Trusting your gut.
Have you ever noticed how being true to yourself is often aligned to being true to God? In my life when I am deeply honest with myself and listen carefully to my heart I usually find that I have peace with God. Most of my anxiety comes from ignoring what I know in my soul; ignoring what my heart is telling me; and not being honest with myself. I am not talking about right or wrong or what I want-- I am talking about trusting my gut instinct about life decisions, about what I feel in my soul. I am talking about being honest with myself about what I feel inside my heart.
Have you made a decision that you knew when you were making the decision that your heart was telling you not to? I have. Sometimes it requires massive courage to listen to your gut and make the decison not to do something just as it requires the courage to do something. These are opportunities to learn and grow. At the same time, hopefully we learn to notice that feeling and pay attention to what our heart is attempting to tell us. I am learning to pay attention to my gut feelings. That doesn’t mean that I make decisions based only on my gut feelings, but it does mean that I do not ignore my gut feelings.
Last night my wife and I decided against a house we were planning to lease. The house was in a lovely neighborhood with magnificent views of the bay and San Francisco. The house looked great on paper and had much of what we wanted but there was something that was not quite right in my gut. I am not sure what it was but it persisted. Was it just simple anxiety and procrastination? No. After a fifteen-minute conversation with my wife she too admitted, "I’m not feeling it." Once we moved past all that we could see and the "shoulds and coulds" and moved into what do we felt the decision was easy. We passed on the house. The sushi dinner afterwards tasted great. I had peace with God-- and myself!
What is pressing on you that you are "just not feeling"? Ovid, a 1st Cenutry poet says "What is now reason was formerly impulse or instinct." I learned early in my advertising career that people make decisions based on feelings and back their decisions by reason.
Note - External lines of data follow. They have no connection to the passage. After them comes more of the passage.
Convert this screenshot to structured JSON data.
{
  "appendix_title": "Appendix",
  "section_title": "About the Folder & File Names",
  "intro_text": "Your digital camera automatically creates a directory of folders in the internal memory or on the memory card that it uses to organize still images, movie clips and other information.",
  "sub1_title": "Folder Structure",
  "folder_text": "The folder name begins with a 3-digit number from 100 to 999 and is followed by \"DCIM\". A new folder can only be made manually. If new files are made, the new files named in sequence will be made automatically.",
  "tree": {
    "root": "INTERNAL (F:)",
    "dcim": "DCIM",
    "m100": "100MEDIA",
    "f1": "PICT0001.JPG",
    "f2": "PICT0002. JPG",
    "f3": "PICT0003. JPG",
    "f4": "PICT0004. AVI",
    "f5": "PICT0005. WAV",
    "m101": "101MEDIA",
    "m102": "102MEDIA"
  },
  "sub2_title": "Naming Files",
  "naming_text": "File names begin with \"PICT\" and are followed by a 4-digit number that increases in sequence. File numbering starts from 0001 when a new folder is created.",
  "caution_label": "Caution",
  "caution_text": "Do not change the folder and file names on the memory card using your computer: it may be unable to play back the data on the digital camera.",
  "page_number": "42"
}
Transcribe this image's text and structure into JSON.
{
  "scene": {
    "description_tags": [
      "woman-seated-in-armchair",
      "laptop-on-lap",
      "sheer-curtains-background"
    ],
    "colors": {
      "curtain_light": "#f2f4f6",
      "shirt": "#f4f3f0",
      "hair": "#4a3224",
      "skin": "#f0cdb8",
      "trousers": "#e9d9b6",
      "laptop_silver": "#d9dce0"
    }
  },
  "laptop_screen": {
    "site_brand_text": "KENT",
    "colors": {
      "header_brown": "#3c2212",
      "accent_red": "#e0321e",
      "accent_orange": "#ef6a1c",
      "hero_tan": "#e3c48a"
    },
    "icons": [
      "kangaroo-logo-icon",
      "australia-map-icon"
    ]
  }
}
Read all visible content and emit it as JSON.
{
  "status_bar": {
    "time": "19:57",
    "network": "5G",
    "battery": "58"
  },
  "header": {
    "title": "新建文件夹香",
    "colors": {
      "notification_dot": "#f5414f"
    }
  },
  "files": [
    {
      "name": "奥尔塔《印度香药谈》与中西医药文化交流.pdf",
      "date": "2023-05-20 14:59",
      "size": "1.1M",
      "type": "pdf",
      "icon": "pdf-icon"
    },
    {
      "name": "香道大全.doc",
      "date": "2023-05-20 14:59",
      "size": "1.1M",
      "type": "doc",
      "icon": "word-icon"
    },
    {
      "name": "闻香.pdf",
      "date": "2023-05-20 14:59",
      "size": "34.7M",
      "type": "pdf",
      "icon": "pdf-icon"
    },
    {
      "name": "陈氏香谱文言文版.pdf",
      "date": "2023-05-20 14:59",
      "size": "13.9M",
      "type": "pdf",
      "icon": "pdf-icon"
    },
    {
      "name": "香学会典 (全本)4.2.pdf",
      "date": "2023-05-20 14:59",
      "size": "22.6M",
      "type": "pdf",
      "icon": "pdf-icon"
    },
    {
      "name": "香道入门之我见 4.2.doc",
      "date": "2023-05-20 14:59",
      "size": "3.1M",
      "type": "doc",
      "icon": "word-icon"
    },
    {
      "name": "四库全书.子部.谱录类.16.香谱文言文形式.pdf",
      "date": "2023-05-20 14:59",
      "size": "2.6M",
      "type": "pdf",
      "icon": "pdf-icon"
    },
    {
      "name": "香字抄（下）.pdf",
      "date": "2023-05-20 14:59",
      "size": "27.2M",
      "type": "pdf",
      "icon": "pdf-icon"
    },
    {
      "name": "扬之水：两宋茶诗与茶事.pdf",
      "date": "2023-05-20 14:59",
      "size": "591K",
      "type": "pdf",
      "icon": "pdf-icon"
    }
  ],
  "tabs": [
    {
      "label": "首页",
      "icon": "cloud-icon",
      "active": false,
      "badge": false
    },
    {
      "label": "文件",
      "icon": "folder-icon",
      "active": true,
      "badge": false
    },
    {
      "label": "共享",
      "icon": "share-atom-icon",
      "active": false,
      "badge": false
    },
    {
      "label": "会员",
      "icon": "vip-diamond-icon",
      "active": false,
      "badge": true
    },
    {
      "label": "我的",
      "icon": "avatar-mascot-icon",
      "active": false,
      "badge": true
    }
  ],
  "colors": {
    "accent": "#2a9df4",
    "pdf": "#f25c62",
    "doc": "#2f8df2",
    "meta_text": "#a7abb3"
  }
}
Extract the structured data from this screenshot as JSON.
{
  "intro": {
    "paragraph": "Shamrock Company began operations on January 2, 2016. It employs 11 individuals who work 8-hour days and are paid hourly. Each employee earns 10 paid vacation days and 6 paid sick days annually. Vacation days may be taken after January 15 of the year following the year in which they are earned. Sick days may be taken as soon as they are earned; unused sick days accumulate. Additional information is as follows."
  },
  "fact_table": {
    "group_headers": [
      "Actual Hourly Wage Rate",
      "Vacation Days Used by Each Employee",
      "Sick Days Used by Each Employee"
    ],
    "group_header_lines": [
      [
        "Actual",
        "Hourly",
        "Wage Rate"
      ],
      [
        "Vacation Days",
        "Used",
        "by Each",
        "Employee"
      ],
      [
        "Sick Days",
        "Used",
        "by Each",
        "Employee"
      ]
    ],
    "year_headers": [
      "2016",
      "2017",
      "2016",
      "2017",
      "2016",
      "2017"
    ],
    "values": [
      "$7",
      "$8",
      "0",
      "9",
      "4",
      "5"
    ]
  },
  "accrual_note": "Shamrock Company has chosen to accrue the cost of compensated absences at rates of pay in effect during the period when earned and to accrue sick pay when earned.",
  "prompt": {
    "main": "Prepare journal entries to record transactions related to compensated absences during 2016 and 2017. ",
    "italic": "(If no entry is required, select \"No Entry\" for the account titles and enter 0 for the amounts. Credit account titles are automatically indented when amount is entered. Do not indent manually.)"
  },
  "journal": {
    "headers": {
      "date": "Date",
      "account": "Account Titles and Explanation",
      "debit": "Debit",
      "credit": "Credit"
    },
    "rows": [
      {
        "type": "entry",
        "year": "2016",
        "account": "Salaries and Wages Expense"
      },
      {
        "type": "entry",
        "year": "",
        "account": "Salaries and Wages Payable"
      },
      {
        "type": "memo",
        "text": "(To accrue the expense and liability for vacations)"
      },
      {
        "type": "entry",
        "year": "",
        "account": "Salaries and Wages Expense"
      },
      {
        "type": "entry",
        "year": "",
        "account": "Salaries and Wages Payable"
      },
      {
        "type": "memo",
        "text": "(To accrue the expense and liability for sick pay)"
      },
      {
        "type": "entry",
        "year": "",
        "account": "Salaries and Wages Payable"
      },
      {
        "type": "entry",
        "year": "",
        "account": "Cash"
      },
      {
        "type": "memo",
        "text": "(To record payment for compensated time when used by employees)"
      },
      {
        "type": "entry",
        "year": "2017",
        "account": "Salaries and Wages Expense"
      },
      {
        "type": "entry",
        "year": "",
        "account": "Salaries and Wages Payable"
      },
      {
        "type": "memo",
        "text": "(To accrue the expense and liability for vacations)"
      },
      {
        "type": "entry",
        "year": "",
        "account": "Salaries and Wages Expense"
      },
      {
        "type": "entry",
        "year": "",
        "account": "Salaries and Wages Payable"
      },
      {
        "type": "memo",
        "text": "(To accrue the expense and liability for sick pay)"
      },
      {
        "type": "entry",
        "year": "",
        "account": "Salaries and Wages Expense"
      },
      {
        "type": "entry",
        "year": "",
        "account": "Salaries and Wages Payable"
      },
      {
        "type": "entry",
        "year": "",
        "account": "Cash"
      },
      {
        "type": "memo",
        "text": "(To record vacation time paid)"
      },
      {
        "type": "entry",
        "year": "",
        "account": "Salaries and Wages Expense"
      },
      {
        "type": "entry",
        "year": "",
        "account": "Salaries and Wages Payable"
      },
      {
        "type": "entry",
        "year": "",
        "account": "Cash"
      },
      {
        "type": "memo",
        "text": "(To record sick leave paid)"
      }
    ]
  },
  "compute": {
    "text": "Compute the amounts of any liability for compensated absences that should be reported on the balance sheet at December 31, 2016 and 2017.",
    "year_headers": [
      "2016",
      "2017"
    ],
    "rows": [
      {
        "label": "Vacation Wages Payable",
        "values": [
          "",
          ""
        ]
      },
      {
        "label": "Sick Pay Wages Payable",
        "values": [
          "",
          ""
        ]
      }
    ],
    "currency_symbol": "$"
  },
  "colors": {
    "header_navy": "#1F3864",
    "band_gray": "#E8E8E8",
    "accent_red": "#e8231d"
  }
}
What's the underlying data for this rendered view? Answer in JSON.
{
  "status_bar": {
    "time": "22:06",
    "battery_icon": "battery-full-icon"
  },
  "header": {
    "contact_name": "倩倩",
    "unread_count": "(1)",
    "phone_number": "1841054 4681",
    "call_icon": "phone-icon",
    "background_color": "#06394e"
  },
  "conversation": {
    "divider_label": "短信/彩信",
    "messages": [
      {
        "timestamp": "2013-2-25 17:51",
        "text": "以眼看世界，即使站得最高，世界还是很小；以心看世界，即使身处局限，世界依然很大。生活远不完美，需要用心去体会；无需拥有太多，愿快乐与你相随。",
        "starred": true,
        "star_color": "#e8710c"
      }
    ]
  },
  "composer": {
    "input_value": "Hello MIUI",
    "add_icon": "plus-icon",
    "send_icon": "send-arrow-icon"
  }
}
I have made sound decisions based on reason, but I don’t recall ever making a sound decision by going against my gut. At the same time I have made some bold moves based on my gut rather than reason. "Well-bred instinct meets reason halfway" George Santayana
Pay attention to your gut. Listen to your heart it will tell you what to do.
3 Comments:
There are many who might not agree with you Rick, But I think you've shared some great wisdom in this post.
Think about it this way. If you have God's presence dwelling in your heart, through the Holy Spirit, then listening to your "heart" makes a lot of sense.
Hey bro. Thanks again for a great post. Great because your posts have a way of bringing a person to a place of self examination.
I agree with Kel that some wouldn't agree with you, but your posts do cause people to ponder. And i think that's great! It's in this pondering, this seeking that God deals with a person.
Thanks again for the post. I've something to chew on today. Heh.
In my own life, the "easier, softer way" would be to leave the city I'm living in, and go back to one of my former hometowns and try to start again. It would be familiar, and comfortable... but it just feels wrong. It feels like going backwards, like running away from what and where I should be.
Leaving Chicago makes a great deal of sense, in a number of ways - almost anywhere is cheaper (except, of course, where YOU are, Rick). Almost anywhere would be safer, less congested. On the surface, it sounds like a good deal...I hear the Monty Python folks yelling, "Run away! Run away!..."
But it feels like there is unfinished business here - there is either a lesson I need to learn, a message I need to hear, or something that I need to be here for. So now the challenge becomes, "How do I stay?"
Some of the people I love - some of my friends in KC, my two sisters in Toledo - don't understand this. They are definitely in the "run away" camp. And there are days when it sounds like a good idea.
So I'm praying - and making the request: Show the way, please, Lord. I'm aware of a dozen changes that need to happen in my life. Just show me where those need to happen.
Tablets of stone would be nice...but for now, I'm just going to try to do the next right thing.